Gentrification, a term coined by Ruth Glass over 50 years ago to describe ‘demographic shifts within an urban community.’ This process is often ushered in by terms such as “up-and-coming neighbourhood” and “new place to be” as artists, students and intellectuals move out to a poorer part of a city, often to avoid high rent prices. Gentrification’s most visible markers are usually the sudden influx of art galleries, micro-breweries and artisanal cafes and restaurants. I have seen the results of gentrification in countless cities, from Oakland in California and Wynwood in Miami to the East End of Glasgow and Stoneybatter in Dublin. However, one of the starkest sites of a clearly gentrified area that I have encountered was in Neukölln in Berlin.
As I live in Halle (Saale), Germany I had to stay in a hostel before catching a flight from Berlin. My criteria were cheap and close to the airport. I found one ten euros a night and close to an S-Bahn and that was the extent of my research. After checking in my friend and I decided to get some food and Google Maps showed not far from us there were a number of popular restaurants. Leaving the hostel, we passed a string of abandoned buildings and boarded up shops. There was an absence of street lights and we thought maybe we were walking in the wrong direction. Then we turned a corner and were suddenly confronted with a very different scene. On our right, an art gallery with an array of conceptual modern sculptures. A guy with a beard, skinny jeans and a trawler hat passing on our left. Ahead a small square full of packed out restaurants and bars adorned with fairy lights. The first restaurant we tried was full and the look of disdain at our attire confirmed that we were never going to get a seat there. Next door we got a seat at a pizza place where rude service is apparently part of its charm and the food was just fine.

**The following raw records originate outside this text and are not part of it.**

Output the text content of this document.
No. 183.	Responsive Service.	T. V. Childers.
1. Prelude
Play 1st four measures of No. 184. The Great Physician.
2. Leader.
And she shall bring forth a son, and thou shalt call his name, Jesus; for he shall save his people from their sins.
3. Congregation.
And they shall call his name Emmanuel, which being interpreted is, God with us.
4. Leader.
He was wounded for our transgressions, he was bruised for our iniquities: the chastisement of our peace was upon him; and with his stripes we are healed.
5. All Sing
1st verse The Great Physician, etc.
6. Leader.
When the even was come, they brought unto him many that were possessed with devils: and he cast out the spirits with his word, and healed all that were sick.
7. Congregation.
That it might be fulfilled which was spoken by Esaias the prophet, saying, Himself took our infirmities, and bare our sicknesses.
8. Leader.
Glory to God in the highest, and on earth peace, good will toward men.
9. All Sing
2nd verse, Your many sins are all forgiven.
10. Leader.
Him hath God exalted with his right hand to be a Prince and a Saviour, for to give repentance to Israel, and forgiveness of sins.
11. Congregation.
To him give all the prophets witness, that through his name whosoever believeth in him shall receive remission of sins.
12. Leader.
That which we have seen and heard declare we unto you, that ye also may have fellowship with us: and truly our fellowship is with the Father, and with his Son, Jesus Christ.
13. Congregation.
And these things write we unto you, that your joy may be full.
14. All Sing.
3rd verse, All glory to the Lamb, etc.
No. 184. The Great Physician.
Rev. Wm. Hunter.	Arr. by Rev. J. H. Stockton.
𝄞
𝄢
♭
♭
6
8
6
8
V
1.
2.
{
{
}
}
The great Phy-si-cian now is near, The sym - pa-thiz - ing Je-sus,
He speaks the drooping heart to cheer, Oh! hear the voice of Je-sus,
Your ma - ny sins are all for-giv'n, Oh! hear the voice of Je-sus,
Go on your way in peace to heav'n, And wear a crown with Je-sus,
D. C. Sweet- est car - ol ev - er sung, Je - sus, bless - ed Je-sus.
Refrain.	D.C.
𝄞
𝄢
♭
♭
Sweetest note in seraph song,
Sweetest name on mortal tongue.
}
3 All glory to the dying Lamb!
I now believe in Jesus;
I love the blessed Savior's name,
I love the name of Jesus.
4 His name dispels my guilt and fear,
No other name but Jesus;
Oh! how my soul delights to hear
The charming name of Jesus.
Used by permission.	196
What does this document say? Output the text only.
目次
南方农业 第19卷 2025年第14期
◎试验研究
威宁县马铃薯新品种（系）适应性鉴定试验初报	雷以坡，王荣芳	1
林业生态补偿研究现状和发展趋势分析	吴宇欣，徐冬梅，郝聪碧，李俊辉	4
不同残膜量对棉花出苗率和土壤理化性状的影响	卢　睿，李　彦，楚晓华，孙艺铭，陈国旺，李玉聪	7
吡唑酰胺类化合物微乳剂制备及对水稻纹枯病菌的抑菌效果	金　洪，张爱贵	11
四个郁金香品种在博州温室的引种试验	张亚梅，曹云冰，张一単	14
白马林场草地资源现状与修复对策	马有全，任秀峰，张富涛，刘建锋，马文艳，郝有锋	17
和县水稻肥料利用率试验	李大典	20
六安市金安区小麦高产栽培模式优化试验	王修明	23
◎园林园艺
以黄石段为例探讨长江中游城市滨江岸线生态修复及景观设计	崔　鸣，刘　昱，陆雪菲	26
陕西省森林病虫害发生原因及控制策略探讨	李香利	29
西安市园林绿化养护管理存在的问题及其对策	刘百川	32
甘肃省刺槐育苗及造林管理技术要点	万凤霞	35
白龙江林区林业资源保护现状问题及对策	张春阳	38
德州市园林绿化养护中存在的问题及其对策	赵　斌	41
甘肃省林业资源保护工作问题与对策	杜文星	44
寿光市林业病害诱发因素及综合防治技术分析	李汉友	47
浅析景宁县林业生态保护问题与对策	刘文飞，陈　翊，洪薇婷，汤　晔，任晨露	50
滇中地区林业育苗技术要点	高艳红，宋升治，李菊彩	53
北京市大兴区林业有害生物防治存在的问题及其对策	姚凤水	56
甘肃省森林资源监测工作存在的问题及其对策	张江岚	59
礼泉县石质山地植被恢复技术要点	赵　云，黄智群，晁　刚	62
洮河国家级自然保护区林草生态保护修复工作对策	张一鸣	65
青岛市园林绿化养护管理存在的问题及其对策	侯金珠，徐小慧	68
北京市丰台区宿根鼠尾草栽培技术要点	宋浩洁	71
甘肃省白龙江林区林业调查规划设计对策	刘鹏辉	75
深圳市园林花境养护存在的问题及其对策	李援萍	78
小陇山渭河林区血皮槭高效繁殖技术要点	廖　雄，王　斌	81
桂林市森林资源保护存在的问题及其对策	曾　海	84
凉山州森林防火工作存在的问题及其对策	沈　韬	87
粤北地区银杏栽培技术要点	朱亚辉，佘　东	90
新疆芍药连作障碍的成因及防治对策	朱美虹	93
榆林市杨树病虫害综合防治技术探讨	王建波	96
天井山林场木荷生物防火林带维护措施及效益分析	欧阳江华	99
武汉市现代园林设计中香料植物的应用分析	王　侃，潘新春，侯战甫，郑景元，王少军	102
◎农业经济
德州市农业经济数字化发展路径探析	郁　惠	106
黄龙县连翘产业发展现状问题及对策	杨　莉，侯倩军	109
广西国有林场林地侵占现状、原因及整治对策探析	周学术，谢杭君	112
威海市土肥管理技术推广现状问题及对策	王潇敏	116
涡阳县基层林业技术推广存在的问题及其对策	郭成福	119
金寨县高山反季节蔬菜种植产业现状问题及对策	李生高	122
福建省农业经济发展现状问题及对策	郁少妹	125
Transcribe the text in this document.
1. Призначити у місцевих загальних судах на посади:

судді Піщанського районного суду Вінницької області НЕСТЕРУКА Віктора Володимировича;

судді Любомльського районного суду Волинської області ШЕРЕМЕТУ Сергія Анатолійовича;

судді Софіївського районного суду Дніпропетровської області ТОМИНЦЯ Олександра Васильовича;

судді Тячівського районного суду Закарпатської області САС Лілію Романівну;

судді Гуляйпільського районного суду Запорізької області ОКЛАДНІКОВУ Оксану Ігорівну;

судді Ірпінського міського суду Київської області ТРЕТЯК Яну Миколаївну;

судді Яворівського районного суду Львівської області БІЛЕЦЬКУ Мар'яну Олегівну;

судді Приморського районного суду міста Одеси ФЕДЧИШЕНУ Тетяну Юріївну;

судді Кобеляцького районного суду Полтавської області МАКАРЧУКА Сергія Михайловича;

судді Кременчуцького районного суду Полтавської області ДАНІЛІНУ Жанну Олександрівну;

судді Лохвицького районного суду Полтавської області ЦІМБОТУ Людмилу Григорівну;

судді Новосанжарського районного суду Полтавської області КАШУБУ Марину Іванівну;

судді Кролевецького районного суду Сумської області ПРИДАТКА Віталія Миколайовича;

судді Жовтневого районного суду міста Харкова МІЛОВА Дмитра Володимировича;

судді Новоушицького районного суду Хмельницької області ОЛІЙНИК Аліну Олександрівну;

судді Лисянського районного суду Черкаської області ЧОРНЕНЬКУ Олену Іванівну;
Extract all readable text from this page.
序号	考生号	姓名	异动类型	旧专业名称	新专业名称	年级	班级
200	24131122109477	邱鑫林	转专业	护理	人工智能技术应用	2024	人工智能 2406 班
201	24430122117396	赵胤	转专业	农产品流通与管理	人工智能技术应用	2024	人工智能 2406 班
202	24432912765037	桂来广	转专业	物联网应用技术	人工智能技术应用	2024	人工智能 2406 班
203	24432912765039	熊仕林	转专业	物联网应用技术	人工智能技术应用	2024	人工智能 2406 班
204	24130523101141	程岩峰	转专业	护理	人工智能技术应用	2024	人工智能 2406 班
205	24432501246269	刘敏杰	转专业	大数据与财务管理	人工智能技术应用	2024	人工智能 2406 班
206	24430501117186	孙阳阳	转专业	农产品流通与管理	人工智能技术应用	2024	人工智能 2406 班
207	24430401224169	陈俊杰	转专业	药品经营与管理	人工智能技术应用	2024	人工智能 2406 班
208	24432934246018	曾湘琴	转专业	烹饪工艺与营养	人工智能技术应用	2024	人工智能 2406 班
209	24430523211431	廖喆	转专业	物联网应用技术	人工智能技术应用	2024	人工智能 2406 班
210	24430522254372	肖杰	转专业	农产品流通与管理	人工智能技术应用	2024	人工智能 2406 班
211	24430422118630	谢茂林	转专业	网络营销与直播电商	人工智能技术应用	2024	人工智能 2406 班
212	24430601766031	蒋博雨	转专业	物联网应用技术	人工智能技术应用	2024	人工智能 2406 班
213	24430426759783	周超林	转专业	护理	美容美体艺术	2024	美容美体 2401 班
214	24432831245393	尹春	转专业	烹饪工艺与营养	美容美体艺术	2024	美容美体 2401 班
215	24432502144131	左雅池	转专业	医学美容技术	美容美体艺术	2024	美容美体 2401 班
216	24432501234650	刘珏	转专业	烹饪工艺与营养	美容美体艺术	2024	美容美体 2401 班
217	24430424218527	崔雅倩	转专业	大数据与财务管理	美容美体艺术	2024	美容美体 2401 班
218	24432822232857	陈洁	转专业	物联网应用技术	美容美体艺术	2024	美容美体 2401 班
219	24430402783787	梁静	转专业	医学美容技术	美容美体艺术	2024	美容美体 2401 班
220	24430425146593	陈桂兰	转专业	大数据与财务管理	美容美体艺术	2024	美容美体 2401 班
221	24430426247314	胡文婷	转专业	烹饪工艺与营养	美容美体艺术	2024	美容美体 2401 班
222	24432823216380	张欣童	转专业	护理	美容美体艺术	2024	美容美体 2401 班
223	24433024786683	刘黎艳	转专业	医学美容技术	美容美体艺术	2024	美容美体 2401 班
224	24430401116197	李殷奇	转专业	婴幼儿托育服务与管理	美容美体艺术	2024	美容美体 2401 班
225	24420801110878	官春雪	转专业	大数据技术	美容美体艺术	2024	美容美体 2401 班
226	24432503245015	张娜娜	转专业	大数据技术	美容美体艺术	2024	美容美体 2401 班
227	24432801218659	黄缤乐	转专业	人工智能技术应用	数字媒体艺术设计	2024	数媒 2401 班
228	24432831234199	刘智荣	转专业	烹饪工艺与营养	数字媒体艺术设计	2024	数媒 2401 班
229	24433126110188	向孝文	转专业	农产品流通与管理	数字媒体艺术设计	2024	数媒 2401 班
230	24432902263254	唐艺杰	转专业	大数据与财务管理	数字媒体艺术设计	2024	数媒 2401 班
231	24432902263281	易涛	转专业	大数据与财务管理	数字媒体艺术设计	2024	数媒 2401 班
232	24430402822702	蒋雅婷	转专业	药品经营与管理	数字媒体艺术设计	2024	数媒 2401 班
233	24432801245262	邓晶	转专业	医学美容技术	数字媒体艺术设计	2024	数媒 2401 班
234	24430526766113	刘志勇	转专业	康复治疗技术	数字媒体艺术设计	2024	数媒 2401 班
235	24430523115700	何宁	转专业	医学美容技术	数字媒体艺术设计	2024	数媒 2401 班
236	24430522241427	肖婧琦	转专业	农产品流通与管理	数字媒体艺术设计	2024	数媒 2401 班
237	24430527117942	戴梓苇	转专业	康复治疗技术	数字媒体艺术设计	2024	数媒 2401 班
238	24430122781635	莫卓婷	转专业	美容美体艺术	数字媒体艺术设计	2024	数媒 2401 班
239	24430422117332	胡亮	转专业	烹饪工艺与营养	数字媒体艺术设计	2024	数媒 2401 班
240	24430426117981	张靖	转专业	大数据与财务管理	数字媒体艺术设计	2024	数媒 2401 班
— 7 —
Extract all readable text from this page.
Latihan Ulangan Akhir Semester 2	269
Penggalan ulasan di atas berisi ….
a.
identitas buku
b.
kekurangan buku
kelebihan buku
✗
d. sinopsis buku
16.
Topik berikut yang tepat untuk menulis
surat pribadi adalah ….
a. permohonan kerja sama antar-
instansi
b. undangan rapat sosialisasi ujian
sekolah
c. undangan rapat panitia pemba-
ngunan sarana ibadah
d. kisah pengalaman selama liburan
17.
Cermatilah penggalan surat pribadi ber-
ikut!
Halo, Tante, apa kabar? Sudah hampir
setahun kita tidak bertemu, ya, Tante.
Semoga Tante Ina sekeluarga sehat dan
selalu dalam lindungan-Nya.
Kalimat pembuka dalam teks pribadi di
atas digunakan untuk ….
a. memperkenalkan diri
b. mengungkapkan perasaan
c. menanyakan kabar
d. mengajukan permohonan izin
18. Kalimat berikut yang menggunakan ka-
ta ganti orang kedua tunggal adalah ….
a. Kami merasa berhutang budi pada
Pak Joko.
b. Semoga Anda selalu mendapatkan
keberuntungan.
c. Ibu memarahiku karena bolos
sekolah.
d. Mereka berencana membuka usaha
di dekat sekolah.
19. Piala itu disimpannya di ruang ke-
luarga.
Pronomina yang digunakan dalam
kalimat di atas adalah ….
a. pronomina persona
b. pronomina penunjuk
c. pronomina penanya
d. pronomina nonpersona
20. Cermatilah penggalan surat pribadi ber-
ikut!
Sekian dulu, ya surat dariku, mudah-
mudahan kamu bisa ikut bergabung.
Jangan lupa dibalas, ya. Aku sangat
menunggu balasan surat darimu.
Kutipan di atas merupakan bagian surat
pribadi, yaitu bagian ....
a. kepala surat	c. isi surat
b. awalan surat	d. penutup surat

Back at the hostel I had to research this place. How could a small area have such a dissonance of identity? I asked my German friends if they had heard of Neukölln and the concurrence was that it was ‘the up-and-coming’ area in Berlin. Outside of North America, the debate around gentrification rages in Berlin the loudest. The ‘poor but sexy’ image created by the city’s policy makers has allowed them to avoid the connotations of ‘displacement and class struggles’ attached to gentrification. In reality, gentrification is an area originally inhabited by a city’s most disenfranchised communities becoming impossible and unaffordable to live in. As the students and creatives move in and the tourists become attracted by the artisan restaurants and the illusion of ‘living like the locals,’ the real locals get pushed out. Neukölln once had a reputation for crime and violence, it was even described as the ‘Bronx of Berlin.’ This all began to change in 2007. As Neukölln gets mentioned in more and more travel guides to Berlin, it simultaneously sees the most dramatic rent increase in the city. Many policymakers deny that gentrification in Berlin exists and instead claim that they have invested millions in improving the most impoverished parts of the city. One said, “when we act against bad landlords and bad living conditions it is called gentrification and when we don’t do anything we are blamed for these bad conditions.” They strongly deny that any displacement is happening in Neukölln among contrary reports that landlords are eager to push out low income families in favour of those with a middle class income.
Many come from vulnerable communities, having the largest number of immigrants in the city, who may be less aware of their legal rights and thus easier to intimidate by landlords and housing authorities. Therefore, the measures put in place and the rent cap is subject to legal loopholes which hasten the gentrification process. In 2016, Kate Connelly for the Guardian suggested that the ‘social environment protection’ measures instituted in Berlin have not been effective in halting the progression of gentrification in Neukölln. The milieuschutz, a rent control measure instituted in many cities in Germany, has halted many targeted renovations to attraction a middle class income but in Neukölln the process had already begun and as one resident said “the milieuschutz is toothless in the fight against the investors’ will as long as the politicians are not behind it.”
So, what is the solution? Gentrification is a double edge sword. On the one hand it has become synonymous with the displacement of communities in lower income areas and the disenfranchisement of those communities in favour of the speculative interests of the wealthy. However, some would argue that it has also contributed to a making those areas safer with lower crime rates and governmental safety measures. Clearly this method is tried, tested and not enough. In 2016 the Guardian reported the measures some cities were taking to combat the negative impact of gentrification. One solution suggested is the introduction of a land value tax which would mean the increased locational value of the property would mean more money being reinvested into that community instead of into investors pockets. This could lead to a ‘best of both worlds’ situation. Artists and activists can move to an area, create groups to improve it and instead of acting as a cog in the gentrification machine, can add value to the community. The key is that the government, investors, artists, students and activists must work with the pre-existing community to ensure that the people already living in the ‘place-to-be’ benefit as well.